Kyra legte auf und atmete tief ein und aus. Dabei blickte sie wie gebannt auf das schmierige Knäuel aus Schattenfleisch am Treppengeländer.
Langsam wanderte ihr Blick zur nächstgelegenen Tür. Tante Kassandras Schlafzimmer.
Die Tür stand nur einen Spalt weit offen, zu schmal, um hineinzuschauen. Trotzdem wehte ein eiskalter Luftzug heraus ins Treppenhaus.
Tante Kassandras Fenster waren nachts grundsätzlich geschlossen, sie klagte ständig über kalte Füße. Dennoch ließ der Luftzug keinen Zweifel, dass es heute nicht so war.
Jemand – etwas – hatte das Fenster geöffnet.
Hatte es von außen eingedrückt.
Kyras Blut schien zu gefrieren. Sie gab der Tür einen Stoß, der sie nach innen schwingen ließ.
Im hellen Licht der Leselampe glitzerten die Glasscherben am Boden wie blitzende Münzen aus Kristall.
Das Erste, was Kyra zwischen ihnen auffiel, war ein Schatten.
Und vom Bett ertönten schlabbernde Geräusche.
Nils schleuderte den Hörer auf die Telefongabel und wirbelte herum. Von Schränken und Regalen grinsten die Fratzen seiner Monstermaskensammlung herab.
Die Nachttischlampe warf ihr Licht auf einen pulsierenden Umriss außen am Fenster. Ein gezackter Riss zog sich durch das Glas; durch ihn quoll weiße Flüssigkeit ins Innere.
Mit einem Schlag fegte Nils die Lampe vom Tisch. Der Stecker wurde herausgerissen, das Licht erlosch. Der Nebel vor dem Fenster aber schien beinahe aus sich selbst herauszuleuchten – eine der Laternen, schoss es Nils durch den Kopf, die bei Nacht draußen den Vorplatz erhellten. Ihr Licht reichte aus, um ihn die sternförmige Silhouette erkennen zu lassen.
Und um einen vagen Schatten zu werfen.
Nils zögerte nur eine Sekunde, dann rannte er zur Tür. Hinter ihm zerbarst das Fenster in einer Wolke aus Splittern.

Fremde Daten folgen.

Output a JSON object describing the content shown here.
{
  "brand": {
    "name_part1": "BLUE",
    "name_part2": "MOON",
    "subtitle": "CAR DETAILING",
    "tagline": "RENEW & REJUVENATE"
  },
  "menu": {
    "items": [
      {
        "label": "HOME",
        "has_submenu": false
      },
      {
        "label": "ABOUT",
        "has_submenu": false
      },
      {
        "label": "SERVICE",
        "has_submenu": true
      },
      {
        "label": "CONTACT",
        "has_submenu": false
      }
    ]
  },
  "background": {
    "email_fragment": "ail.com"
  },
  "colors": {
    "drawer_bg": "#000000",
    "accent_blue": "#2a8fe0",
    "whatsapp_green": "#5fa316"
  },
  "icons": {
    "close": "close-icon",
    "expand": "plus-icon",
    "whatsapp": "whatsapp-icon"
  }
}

Er stürmte auf den Flur und warf die Tür hinter sich zu. Etwas klatschte von der anderen Seite dagegen, mit dem Geräusch einer platzenden Wasserbombe. In dem langen, holzgetäfelten Korridor flammten die Deckenleuchten auf. Zu beiden Seiten des Gangs führte ein Dutzend hoher Eichentüren in leer stehende Hotelzimmer. Alle waren geschlossen.
Die Bewegungsmelder!, durchfuhr es Nils.